The unique dynamics of Europe’s national infrastructure can also be leveraged as strengths. The fact that nuclear power is France’s largest source of electricity, for example, is a major draw for startups seeking stable and green energy for data centres and AI compute.
These are just a few practical examples of how Europe can triple down on its strengths rather than trying to replicate the startup playbooks of other regions. I believe that is the best way for European tech to flourish and seize its opportunities.
Much of this opportunity lies within Europe itself—in nations with less mature tech ecosystems. Regional founders who understand their home markets inside and out can drive tech disruption, navigate local regulations, and benefit from public funding in ways that market entrants from other nations cannot.

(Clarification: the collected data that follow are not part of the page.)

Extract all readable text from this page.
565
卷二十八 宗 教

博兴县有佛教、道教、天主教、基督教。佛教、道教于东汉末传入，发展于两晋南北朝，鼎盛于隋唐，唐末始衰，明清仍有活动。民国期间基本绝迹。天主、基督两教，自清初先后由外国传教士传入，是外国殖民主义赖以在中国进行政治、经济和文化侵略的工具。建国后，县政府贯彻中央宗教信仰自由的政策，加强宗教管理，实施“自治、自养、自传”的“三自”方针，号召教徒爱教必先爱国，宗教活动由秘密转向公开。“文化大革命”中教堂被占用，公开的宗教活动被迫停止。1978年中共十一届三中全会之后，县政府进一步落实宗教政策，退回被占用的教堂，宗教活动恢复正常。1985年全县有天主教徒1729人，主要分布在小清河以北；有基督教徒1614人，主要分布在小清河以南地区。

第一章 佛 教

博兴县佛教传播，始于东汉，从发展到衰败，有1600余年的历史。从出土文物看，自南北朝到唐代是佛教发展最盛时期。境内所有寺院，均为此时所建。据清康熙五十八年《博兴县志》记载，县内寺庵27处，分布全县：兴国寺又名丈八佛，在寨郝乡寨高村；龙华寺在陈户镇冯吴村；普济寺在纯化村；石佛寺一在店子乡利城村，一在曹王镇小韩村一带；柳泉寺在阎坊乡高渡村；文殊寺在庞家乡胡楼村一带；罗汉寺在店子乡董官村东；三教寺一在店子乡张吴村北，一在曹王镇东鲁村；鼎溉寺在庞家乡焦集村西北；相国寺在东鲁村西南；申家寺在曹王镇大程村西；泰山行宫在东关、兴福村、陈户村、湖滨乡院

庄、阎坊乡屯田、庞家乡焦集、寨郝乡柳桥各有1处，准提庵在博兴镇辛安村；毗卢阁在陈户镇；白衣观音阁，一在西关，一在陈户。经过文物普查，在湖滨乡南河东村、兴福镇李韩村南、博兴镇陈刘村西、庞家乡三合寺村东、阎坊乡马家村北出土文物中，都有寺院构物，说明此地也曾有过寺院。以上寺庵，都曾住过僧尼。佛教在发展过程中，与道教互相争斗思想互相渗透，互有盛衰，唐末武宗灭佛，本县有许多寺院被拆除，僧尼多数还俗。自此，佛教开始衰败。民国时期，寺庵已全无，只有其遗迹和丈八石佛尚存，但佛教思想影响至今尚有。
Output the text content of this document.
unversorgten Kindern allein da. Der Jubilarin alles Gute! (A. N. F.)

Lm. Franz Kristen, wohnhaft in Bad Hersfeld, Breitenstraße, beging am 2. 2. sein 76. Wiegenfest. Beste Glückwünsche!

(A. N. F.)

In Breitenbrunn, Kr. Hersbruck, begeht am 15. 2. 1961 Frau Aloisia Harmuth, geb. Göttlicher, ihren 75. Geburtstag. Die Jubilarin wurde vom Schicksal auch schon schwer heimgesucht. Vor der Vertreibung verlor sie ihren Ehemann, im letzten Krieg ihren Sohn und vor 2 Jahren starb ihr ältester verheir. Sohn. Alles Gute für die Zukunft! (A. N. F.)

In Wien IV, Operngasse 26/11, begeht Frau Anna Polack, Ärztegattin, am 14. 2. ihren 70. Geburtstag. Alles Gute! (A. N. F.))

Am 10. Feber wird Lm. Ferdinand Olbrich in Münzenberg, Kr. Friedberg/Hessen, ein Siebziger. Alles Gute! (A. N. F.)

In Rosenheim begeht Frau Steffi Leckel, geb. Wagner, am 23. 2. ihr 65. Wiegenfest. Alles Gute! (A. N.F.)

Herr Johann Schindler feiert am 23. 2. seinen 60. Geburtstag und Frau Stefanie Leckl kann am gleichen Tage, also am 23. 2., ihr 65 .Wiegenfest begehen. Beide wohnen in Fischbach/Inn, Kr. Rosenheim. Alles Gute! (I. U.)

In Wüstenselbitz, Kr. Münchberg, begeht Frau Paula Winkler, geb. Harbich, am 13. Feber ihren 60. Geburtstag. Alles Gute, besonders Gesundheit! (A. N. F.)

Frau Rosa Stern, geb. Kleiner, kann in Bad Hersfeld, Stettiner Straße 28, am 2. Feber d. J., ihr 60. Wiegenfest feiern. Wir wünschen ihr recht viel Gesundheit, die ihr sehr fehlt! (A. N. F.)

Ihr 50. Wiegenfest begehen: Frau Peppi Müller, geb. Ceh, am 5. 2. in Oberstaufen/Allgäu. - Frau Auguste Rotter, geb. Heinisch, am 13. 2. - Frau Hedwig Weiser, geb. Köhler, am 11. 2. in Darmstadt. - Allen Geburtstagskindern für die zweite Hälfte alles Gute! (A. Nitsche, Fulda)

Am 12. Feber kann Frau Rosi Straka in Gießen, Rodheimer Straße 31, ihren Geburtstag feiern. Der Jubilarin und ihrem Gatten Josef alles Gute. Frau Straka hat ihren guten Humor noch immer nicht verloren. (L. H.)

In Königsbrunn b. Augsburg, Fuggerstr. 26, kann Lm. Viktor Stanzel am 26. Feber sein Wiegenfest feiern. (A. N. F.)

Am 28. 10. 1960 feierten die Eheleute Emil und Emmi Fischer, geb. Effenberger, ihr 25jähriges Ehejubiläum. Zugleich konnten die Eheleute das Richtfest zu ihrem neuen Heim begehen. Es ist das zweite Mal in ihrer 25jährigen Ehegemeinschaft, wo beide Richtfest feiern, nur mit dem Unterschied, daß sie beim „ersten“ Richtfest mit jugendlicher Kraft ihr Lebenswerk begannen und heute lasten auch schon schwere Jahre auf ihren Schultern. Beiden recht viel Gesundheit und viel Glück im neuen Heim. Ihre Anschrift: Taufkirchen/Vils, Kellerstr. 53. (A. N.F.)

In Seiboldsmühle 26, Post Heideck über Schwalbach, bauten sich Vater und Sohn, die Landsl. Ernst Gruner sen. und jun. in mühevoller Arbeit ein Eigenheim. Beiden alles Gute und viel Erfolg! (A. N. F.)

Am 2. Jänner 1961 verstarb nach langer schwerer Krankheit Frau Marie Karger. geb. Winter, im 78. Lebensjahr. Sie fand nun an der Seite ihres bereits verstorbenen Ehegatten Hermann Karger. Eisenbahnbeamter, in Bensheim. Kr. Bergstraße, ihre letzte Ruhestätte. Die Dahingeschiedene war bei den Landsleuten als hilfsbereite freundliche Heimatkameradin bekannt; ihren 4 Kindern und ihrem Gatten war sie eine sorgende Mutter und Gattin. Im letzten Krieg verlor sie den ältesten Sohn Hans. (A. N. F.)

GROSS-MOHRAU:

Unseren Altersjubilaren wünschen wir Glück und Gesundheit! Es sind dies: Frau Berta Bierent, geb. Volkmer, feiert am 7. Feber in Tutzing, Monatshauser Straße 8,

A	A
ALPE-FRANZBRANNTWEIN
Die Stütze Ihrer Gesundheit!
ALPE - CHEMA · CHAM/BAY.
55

Focusing on the exit question
To realise its potential, Europe’s exit problem must be addressed. The long-discussed Capital Markets Union (CMU)—a single capital market across Europe—would be a game-changer, easing cross-border investment and funding.
The benefits of a CMU would be transformative for the European ecosystem. Increased cash returns for European tech investors, for example, would likely lead to greater reinvestment into new startups, catalysing further growth.
The disadvantages of IPOing in the US would also come under greater scrutiny. American funds, asset managers, and retail investors are less familiar with European companies that pivot to the US for an IPO (especially if they have limited US presence), and there are risks to being a small fish in a big pond. IPOing in the US also places a heavier reporting burden on founders or CEOs, requiring four financial disclosures per year compared to two in Europe.
These are clear downsides to exiting via an IPO in the US. But to highlight them more strongly, founders must be convinced that Europe offers a viable alternative.
A brighter future
Europe has the talent and ambition to become one of the world’s major tech ecosystems. Making it happen requires more of our brightest minds to build and scale their tech businesses at home. Improving exit conditions would go a long way toward making this a reality, and should be a major focus for policymakers.